Le 14 février, Antoine Martin est recherché. Il se cache. Le gendarme qui accompagne les Allemands indique que s’il ne se rend pas, c’est sa femme qui partira. Antoine Martin a le courage de se livrer prisonnier. Rares sont les renseignements que nous avons quant à son implication dans la résistance. On sait qu’il appartenait au groupe Renaud dès ses débuts, à l’instar de Claudius Moreau. Marchand, liquidateur du réseau Tiburce-Buckmaster- indique qu’il était « chef de réception » pour les parachutages. Son fils Marcel n’en saura pas plus. Lorsqu’il témoigne pour l’ouvrage « Le pire c’est que c’était vrai », il indique que son père écoutait les messages à la B.B.C. le soir et que, « de temps en temps, en fin de journée, il partait à vélo. »

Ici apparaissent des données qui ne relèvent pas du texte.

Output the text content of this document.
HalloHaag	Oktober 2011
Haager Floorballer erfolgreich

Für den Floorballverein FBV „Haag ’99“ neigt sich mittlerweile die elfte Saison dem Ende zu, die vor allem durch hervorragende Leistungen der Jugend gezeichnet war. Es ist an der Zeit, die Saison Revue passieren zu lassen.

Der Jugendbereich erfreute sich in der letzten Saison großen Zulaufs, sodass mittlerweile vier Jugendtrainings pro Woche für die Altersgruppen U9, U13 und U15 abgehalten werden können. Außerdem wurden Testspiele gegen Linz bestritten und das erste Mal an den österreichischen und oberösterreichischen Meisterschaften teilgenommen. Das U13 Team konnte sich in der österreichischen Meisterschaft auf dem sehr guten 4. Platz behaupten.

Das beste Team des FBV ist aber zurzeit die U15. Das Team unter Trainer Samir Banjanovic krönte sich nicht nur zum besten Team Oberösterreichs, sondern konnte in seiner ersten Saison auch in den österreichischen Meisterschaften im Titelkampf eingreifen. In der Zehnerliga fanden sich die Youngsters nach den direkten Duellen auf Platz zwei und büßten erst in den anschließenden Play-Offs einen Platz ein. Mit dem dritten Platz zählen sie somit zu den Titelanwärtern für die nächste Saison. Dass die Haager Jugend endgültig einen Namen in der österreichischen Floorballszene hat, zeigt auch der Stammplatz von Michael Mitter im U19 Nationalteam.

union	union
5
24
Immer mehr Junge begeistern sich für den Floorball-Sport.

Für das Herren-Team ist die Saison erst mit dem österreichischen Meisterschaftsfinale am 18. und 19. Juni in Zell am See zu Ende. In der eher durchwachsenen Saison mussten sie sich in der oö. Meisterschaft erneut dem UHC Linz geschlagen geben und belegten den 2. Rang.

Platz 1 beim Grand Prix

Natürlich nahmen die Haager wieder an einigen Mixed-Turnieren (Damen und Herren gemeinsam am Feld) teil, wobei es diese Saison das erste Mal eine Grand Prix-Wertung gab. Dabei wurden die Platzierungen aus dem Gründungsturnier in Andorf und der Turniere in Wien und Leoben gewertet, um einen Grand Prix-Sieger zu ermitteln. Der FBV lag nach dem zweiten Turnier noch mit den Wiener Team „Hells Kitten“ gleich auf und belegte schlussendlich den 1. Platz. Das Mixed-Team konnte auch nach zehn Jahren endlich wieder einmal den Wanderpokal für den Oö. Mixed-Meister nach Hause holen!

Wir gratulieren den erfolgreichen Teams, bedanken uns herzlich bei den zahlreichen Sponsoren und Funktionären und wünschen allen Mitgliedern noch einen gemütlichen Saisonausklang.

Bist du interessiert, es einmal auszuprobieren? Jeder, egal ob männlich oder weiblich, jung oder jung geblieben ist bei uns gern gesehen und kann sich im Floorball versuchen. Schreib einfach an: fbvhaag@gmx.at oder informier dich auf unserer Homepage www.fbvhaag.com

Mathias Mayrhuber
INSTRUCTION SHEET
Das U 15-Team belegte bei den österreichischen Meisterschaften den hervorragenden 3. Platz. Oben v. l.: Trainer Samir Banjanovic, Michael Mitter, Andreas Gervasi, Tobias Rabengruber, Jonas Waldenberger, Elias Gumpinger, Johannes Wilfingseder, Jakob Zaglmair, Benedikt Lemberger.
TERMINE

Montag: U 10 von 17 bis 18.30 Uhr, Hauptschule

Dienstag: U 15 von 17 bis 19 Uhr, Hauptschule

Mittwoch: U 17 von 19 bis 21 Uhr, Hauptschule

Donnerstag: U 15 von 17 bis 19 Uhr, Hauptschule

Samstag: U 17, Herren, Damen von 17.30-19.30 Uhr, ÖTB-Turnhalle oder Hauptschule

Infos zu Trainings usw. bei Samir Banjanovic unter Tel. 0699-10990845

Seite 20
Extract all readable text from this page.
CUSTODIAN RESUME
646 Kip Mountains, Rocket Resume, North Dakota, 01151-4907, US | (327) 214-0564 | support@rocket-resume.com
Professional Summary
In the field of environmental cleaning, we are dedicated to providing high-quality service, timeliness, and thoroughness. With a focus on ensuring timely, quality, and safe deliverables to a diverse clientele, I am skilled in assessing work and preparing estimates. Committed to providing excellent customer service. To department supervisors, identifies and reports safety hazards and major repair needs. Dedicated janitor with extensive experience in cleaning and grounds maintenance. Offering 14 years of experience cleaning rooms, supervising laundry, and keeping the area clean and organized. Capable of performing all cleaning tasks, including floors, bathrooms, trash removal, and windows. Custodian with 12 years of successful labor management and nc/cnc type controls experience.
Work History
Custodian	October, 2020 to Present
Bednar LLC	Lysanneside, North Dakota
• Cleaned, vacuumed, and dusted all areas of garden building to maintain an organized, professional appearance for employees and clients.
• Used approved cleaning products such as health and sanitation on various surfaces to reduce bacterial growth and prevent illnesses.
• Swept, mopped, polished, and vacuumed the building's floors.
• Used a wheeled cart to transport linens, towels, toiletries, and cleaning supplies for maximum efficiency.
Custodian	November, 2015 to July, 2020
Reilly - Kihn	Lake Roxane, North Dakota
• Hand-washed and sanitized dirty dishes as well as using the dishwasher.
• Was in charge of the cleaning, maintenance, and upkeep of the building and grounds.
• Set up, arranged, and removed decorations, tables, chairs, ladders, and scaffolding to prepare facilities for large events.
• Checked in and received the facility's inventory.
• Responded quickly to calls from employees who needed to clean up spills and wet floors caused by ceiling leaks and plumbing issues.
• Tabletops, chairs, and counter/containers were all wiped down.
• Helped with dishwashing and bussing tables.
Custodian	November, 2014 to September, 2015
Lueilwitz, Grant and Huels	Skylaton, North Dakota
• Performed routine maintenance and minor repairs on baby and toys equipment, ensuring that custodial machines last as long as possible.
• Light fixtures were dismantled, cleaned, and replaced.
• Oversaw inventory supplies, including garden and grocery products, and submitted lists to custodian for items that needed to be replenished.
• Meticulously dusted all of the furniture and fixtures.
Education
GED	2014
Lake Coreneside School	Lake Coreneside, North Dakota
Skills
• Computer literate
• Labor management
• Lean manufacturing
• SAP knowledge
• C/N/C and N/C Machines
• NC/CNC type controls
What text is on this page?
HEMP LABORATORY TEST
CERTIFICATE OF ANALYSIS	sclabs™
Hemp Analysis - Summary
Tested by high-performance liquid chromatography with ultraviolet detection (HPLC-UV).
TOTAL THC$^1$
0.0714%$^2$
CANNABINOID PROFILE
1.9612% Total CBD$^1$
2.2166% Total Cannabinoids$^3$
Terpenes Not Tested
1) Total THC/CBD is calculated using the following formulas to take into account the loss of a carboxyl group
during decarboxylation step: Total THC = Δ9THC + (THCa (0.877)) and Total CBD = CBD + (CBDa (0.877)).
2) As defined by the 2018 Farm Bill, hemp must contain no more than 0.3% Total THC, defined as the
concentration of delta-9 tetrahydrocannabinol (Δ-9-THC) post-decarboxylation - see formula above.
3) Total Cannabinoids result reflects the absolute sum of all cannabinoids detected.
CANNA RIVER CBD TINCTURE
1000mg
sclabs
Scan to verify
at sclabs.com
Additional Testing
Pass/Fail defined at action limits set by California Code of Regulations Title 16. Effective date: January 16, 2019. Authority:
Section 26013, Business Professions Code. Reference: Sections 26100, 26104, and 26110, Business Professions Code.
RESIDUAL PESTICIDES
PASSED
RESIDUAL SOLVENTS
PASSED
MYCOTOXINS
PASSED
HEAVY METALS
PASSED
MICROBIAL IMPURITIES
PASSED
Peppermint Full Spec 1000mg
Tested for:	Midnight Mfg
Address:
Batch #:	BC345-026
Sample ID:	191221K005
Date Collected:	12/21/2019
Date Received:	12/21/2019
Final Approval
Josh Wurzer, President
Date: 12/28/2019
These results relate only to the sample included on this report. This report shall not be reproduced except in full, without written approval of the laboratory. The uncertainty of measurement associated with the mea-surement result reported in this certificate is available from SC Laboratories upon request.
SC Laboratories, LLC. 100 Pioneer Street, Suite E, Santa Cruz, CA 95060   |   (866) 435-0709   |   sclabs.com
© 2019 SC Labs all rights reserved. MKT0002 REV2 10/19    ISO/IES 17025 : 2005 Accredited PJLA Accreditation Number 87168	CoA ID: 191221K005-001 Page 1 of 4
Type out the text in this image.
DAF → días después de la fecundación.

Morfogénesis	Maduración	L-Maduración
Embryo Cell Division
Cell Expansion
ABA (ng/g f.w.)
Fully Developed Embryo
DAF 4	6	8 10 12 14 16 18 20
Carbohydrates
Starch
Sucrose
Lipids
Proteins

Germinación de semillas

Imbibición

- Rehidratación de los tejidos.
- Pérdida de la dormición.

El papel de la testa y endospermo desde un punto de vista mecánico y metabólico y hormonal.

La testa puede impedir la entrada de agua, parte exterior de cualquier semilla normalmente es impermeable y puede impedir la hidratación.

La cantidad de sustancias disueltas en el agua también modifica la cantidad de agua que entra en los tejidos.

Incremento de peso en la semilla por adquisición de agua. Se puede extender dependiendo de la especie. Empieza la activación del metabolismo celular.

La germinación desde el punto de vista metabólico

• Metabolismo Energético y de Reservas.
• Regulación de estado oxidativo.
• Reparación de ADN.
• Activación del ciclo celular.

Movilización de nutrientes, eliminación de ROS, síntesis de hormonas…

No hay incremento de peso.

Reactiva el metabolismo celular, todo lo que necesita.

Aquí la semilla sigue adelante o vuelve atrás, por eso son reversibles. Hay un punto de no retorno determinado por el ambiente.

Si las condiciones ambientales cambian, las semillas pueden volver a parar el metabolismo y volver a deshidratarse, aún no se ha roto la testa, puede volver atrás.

Parti avec ses secrets, Antoine Martin sera du convoi du 22 mars 1944. Arrivé à Mauthausen (matricule 60 247) trois jours plus tard, affaibli, malade, il y décède le 13 mai 1944.

G. Malère, C. Moreau et A. Martin ont obtenu la mention « Mort pour la France ».


[1] Interview de Jeanine Georges par Borbála Kriza, 8 mai 2018. https://collections.ushmm.org/search/catalog/irn612770. J. Georges est la fille d’André Belot, résistant déporté.

[2] https://www.usclunyfootball.fr/2020/03/29/souvenirs-deux-noms-pour-un-stade/

[3] Martinerie, Jean. Éléments pour une approche historique de la résistance en Clunysois et lieux circonvoisins. Beaubery : imp. Turboprint, 2010, 311p., p. 79.

[4] Interview de Jeanine Georges par Borbála Kriza, 8 mai 2018. https://collections.ushmm.org/search/catalog/irn612770

[5] Lettre de M-L. Zimberlin à sa sœur Sophie, 29 avril 1942.

[6] http://www.monument-mauthausen.org/le-convoi-du-22-mars-1944.

[7] Viguié-Moreau Marie-M. Les orphelins de la Saint-Valentin. Paris : L’Harmattan, 2004, 80 p., p. 33.